The interior looks and feels industrial, like it can take a beating as well as a slathering of mud. The seats are water-repellent and the rubbery floor can be hosed down back at base camp. Mounted on the dashboard are a compass and an inclinometer so that you can keep tabs on the horizontal axis while scaling your friendly neighborhood mountain. As the nights grow longer, the air gets cooler, and the best baseball teams take to the diamond under the lights, there just may be a new fall classic to savor--one that's parked under the stars.
2007 Toyota FJ Cruiser
$23,300 base price; $30,983 as tested
4-liter 239-hp V-6 engine; 1,325-pound payload capacity; 17-inch wheels; 17/21 mpg
An optional rear subwoofer kicked out enough bass for me to make believe I was rolling through the 'hood with Dr. Dre. And folding down the back seats opens up the spacious 66.8 cubic feet of cargo room.

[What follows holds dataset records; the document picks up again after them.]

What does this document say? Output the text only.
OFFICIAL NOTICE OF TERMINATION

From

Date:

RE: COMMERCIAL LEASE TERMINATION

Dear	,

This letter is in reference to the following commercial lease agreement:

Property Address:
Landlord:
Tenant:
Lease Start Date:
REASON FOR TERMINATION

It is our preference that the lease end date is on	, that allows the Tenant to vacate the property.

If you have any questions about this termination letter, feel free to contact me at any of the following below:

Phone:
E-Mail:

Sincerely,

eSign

The acceleration is sufficient, but it isn't going to blow anyone away. Toyota shoulda had a V-8. Though the FJ Cruiser technically seats five, it would be airtight with three adults in the back seat. And somehow the oversize side mirrors don't have quite enough visibility for comfort.
"The FJ harkens back to Toyota's history of off-road vehicles and proves the automaker isn't just about self-congratulatory hybrids and plain-vanilla sedans," says Edward Sanchez, senior Web producer for Truckin' and Sport Truck magazines.